Set above a little rocky raised beach at the south end of the Applecross peninsula, Uags Bothy is a magical place where you quickly escape the bustle of modern life. Walking in along a wild unspoilt stretch of coastline on a clear day, there are wonderful views across the Inner Sound to Scalpay, Raasay and Skye, with the Cuillin Ridge just visible on the skyline. Although today an isolated spot, Uags (Old Norse for “bay”) was once part of a small crofting township, and the supporting walls and gable ends of a couple of homesteads are clearly visible nearby.

Best for history: Ben Alder Cottage or McCook’s Cottage

Location Grid Ref NN 499 680, 373m, OS Landranger Map 42. Tucked away beneath the shadow of the Ben Alder massif, above a small bay on the shores of Loch Ericht, in the vast wilderness between Dalwhinnie and Rannoch.

Walk in time From Loch Rannoch 2½ to 3½ hours.

Distance 7½ miles.

Terrain Challenging – track and faint path.

A trip to Ben Alder Cottage (aka McCook’s Cottage) is not for the fainthearted, but there is a tremendous sense of achievement when you arrive. Among the hill-walking fraternity, it is one of the most well-known bothies in Scotland, not least because it is reputedly haunted. A jumble of rocks above the bothy, known as Cluny’s Cage, was one of the places Bonnie Prince Charlie allegedly took refuge after the Battle of Culloden.

Best for spectacular scenery: Shenavall

Location Grid Ref NH 066 810, 128m, OS Landranger Map 19. Found in the shadow of An Tellach, south of the A832 ‘Destitution Road’ between Gairloch and Loch Broom.

Walk in time From Dundonnell 1½ to 2½ hours.

Distance 4½ miles.

Terrain Straightforward – track and boggy path.

A flagship MBA bothy, a visit to Shenavall is the perfect introduction to the delights of bothying. Spectacularly located on the edge of the Fisherfield Forest, in an area know as ‘the Great Wilderness’, it has been a magnet for Munro baggers and walkers over the decades. Among its distinguished guests have been renowned author and mountaineer WH Murray and HRH Prince Charles, who hiked out here while a pupil at Gordonstoun.

Best for Munros: Lairig Leacach

Location Grid Ref NN 283 736, 467m, OS Landranger Map 41. Lies south of the cross coutry route from Fort William to Newtonmore on the A86 and West Highland Railway line.

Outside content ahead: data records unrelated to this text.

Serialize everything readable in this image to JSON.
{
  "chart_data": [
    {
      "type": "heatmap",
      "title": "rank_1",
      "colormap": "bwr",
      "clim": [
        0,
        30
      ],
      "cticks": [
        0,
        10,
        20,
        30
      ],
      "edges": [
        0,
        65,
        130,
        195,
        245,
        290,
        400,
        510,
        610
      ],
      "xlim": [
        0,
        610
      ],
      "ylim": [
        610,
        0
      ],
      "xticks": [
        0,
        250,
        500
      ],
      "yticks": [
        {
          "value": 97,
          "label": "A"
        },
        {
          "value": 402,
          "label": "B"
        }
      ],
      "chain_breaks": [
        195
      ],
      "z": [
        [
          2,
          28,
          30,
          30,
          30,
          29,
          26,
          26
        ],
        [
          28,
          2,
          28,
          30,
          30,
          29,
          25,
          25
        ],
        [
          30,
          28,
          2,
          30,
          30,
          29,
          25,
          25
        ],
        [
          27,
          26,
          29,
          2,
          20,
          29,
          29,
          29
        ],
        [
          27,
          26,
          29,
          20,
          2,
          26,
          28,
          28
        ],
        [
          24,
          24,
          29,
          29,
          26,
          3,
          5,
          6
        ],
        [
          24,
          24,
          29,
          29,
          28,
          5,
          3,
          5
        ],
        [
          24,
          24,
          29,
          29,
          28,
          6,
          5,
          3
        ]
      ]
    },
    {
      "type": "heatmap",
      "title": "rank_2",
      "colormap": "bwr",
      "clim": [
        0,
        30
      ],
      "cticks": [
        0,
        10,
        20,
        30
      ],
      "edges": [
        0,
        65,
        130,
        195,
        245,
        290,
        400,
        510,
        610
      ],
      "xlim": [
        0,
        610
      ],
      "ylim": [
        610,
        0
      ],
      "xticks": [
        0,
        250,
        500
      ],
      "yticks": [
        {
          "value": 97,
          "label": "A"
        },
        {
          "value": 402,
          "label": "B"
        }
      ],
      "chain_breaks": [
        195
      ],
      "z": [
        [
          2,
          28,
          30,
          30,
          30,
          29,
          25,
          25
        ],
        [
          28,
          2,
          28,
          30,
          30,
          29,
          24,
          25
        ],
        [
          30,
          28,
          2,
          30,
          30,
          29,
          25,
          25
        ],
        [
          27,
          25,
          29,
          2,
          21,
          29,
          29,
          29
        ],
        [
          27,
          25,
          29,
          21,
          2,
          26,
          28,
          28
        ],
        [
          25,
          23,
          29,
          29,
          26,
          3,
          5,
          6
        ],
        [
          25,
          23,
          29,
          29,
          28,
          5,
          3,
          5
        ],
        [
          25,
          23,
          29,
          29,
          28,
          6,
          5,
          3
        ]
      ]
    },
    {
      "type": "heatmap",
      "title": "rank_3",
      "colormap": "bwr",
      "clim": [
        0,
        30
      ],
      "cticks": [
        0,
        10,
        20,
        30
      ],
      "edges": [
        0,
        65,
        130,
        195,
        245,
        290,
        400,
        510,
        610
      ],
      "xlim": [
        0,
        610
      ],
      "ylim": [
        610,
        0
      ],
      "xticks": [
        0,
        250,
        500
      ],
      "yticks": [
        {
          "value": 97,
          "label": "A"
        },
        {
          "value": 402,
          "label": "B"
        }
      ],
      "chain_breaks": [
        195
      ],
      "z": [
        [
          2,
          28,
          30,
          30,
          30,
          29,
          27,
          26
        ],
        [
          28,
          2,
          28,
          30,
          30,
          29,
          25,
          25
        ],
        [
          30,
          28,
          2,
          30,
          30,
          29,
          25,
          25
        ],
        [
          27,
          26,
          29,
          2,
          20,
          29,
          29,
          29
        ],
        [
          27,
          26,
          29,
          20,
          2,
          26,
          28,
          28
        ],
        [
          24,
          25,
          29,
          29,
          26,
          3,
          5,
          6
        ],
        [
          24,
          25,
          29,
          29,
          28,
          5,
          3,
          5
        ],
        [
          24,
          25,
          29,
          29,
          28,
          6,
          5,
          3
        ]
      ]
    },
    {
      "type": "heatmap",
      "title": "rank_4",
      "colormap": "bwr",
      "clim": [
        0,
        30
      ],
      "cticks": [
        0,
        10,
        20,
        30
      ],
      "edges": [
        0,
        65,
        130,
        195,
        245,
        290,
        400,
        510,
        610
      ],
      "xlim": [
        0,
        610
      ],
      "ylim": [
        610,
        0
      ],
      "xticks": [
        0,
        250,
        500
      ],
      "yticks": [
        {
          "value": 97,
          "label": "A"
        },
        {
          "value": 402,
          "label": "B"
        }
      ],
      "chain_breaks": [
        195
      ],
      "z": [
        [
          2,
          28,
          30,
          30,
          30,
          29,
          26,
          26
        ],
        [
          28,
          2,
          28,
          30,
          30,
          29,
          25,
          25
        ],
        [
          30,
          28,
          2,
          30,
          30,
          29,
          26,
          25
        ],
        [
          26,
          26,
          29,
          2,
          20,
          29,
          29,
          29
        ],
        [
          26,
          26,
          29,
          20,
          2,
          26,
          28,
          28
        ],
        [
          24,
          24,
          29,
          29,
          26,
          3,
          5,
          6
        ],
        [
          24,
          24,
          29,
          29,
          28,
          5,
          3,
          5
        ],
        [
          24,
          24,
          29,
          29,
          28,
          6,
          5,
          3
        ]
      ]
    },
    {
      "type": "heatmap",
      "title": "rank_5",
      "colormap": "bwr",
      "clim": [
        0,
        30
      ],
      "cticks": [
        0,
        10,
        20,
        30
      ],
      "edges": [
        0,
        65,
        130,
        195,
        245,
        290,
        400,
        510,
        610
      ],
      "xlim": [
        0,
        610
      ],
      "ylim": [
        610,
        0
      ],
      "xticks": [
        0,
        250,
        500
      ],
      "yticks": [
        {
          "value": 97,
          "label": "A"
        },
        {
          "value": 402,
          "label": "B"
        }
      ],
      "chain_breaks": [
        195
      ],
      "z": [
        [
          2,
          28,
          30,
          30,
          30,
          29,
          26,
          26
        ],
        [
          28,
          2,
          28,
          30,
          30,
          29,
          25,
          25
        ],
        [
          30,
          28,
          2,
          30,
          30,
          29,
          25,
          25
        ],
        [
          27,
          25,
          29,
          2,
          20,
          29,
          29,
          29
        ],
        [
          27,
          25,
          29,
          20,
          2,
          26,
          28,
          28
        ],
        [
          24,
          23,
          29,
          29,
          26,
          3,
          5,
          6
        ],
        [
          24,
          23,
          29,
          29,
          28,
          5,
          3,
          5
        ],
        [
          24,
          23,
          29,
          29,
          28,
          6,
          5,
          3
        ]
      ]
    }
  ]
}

Walk in time From above Roy Bridge 1½ to 2 hours.

Distance 4 miles.

Terrain Straightforward, track – steep in places.

Lairig Leacach, the ‘pass of the flagstones’ is a very handy place to know. Located in a tight V-shaped cleft between the Grey Corries and the Easians, on the high point an old

droving road that used to run from Great Glen to the Kingshouse, the bothy is surrounded by high peaks that can’t help but whet your appetite. The bothy is quite small and very

popular at weekends, so it’s best to bring a tent just in case you can’t squeeze in.

Most wild and remote: Maol Bhuidhe

Location Grid Ref NH 052 360, 261m, OS Landranger Map 25. The most remote bothy maintained by the MBA, lost in the lonely territory between Loch Mullardoch, Loch Monar and Glen Carron.

Walk in time 4 to 5 hours.

Distance Over 10 miles.

Terrain Challenging – The bothy can be approached from the south, along a stretch of the Cape Wrath Trail starting from Sheil Bridge, west from Attadale on the southern side of Loch

Carron, or from the north starting at Achnashellach. Each route has sections which cross rough ground.

There is a certain mystical quality associated with Maol Bhuidhe. The sight of its distinctive whitewashed exterior has brought relief to many a weary traveller. A place of pilgrimage for many bothy enthusiasts, the challenge of heading out here is rewarded by the tranquillity experienced on your arrival.

My favourite: Staoineag

Location Grid Ref NN 296 678, 293m, OS Landranger Map 41. Sits in the surprisingly remote sweep of moorland between Fort William and the West Highland Railway line north of Rannoch Moor.

Walk in time 2½ to 3 hours.

Distance 5 miles.

Terrain Straightforward – track and riverside path.

Staoineag is a special place. Elevated on a rocky pinnacle above the meandering Abhainn Rath, this large welcoming bothy is most accessible by train, a characteristic that widens

its appeal. As well as archetypal outdoor enthusiasts, it attracts those without a car who are eager to enjoy a slice of wilderness. I’ve visited Staoineag over half a dozen times, and always taken home happy memories.